The introduction highlights the crucial role of equity financing amidst increased global competition and stricter lending regulations. The chapter on general aspects of equity financing delves into the fundamental aspects of securing sufficient funds for company growth, emphasizing the long-term nature of equity capital and its importance in maintaining a healthy capital structure. The chapter summaries provide concise overviews of each section's key findings and arguments.
What keywords are associated with this document?
Keywords include equity financing, external financing, internal financing, venture capital, private equity, going public, self-financing, retained earnings, depreciation, amortization, factoring, capital structure, leverage effect, Basel II, globalization, competition, liquidity, valuation, and risk management.
What is the significance of Basel II in the context of this document?
Basel II, referring to the Basel Accords II, is mentioned as a factor influencing the increased importance of equity financing. The stricter lending regulations introduced by Basel II have made securing bank loans more challenging, making equity financing a more attractive alternative for companies.
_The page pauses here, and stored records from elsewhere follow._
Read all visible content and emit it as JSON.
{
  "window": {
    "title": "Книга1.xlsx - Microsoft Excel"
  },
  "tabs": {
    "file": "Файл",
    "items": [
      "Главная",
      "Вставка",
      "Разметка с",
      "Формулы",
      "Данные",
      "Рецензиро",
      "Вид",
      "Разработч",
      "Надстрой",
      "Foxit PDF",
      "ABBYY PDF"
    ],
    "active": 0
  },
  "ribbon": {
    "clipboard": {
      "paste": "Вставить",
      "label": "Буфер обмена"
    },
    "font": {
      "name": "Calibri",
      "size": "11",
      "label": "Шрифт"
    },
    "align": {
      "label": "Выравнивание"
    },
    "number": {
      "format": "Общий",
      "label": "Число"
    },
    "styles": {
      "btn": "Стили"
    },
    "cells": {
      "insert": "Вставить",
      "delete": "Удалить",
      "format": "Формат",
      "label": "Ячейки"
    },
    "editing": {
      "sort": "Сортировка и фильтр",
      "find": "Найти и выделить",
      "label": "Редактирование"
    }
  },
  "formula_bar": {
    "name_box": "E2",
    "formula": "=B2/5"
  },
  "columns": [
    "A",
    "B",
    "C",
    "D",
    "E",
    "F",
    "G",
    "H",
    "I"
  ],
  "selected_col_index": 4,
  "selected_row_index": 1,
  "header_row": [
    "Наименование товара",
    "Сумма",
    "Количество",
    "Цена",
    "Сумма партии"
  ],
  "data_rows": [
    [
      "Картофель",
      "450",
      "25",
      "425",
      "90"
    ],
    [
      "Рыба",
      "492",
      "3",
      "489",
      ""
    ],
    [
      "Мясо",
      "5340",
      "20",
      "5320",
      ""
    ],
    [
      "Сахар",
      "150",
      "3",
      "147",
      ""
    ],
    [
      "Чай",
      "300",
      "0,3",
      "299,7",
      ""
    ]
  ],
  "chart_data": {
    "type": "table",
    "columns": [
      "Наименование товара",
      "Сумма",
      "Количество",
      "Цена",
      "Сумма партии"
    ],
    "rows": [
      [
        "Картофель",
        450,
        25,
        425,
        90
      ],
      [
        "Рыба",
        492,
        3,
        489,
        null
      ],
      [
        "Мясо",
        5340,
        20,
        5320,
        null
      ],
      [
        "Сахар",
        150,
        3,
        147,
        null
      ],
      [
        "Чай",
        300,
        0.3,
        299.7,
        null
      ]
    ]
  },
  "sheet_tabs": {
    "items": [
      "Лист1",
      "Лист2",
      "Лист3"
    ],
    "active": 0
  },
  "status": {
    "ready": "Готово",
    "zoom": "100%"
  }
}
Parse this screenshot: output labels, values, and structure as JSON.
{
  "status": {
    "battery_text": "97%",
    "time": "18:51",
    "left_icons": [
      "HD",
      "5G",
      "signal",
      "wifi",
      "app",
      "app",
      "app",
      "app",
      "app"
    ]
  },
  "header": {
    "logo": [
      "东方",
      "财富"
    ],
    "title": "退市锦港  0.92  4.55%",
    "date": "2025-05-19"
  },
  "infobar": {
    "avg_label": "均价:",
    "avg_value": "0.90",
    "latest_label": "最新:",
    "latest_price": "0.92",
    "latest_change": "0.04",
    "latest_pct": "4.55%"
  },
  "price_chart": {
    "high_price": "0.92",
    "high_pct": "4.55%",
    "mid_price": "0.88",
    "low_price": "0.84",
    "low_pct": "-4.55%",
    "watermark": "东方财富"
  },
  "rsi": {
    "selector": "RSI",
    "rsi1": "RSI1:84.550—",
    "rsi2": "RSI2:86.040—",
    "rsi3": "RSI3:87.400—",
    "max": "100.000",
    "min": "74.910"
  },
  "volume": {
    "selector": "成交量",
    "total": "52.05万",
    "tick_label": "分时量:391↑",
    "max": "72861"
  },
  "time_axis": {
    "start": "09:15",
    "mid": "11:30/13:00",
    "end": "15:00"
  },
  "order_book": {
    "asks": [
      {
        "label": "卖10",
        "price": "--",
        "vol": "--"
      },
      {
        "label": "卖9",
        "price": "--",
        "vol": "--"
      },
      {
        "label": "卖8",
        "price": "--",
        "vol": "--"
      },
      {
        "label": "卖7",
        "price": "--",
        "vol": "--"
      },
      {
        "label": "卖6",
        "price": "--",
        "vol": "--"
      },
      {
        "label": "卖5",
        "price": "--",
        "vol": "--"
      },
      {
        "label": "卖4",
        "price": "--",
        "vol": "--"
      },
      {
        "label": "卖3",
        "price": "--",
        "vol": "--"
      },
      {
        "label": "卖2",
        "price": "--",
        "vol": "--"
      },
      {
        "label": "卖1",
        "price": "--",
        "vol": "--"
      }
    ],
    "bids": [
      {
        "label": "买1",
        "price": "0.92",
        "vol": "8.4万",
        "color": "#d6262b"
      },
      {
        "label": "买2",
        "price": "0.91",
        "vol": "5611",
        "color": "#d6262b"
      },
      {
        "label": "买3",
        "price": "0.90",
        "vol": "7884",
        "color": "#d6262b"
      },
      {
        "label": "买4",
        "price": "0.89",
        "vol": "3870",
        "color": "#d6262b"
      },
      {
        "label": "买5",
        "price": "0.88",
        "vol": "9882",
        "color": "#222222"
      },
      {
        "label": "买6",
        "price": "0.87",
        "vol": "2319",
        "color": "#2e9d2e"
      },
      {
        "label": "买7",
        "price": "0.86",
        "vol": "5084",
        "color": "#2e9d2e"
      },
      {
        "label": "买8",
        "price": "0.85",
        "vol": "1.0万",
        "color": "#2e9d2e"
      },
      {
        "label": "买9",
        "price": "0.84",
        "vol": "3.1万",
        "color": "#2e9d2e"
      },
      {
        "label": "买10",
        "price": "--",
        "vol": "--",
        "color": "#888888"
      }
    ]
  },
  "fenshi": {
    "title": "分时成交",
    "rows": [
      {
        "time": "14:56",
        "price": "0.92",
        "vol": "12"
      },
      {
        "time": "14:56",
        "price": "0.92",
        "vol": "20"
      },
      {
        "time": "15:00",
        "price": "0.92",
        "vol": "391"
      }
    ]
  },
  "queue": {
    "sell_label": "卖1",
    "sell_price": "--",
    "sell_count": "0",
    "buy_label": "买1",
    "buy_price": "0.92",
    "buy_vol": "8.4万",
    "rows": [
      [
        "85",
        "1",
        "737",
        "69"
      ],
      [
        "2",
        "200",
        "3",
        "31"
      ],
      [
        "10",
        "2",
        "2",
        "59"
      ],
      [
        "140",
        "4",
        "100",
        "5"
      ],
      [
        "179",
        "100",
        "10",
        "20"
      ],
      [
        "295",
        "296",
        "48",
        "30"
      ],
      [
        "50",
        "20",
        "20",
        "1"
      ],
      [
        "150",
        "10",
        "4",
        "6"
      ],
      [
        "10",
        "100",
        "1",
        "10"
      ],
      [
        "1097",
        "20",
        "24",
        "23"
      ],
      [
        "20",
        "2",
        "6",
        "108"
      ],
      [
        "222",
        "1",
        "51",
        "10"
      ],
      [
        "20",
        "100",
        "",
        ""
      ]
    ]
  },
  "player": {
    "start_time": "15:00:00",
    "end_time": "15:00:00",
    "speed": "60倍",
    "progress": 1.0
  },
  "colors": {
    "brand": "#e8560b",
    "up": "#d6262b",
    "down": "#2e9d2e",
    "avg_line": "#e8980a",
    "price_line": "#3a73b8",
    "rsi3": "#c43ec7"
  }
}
What types of equity financing are discussed?
The document discusses both internal and external financing options. External financing includes private equity, venture capital, going public, business angels, trade sales, tracking stocks, management buy-outs, industrial obligations/convertible bonds, and state financing. Internal financing includes retained earnings, self-financing (including open self-financing, financing through hidden reserves, and financing through accruals), financing from depreciation and amortization, and factoring.
How is the valuation of equity financing instruments addressed?
The document addresses the valuation of various equity financing instruments, although specific valuation methodologies are not detailed. It indicates that the valuation aspect is considered separately for both external and internal financing methods.
What are the current trends and future forecasts regarding equity financing?
The document mentions current trends and future forecasts regarding equity financing, though specific predictions are not explicitly stated. It suggests that the importance of equity financing will likely continue to grow due to ongoing global competition and regulatory changes.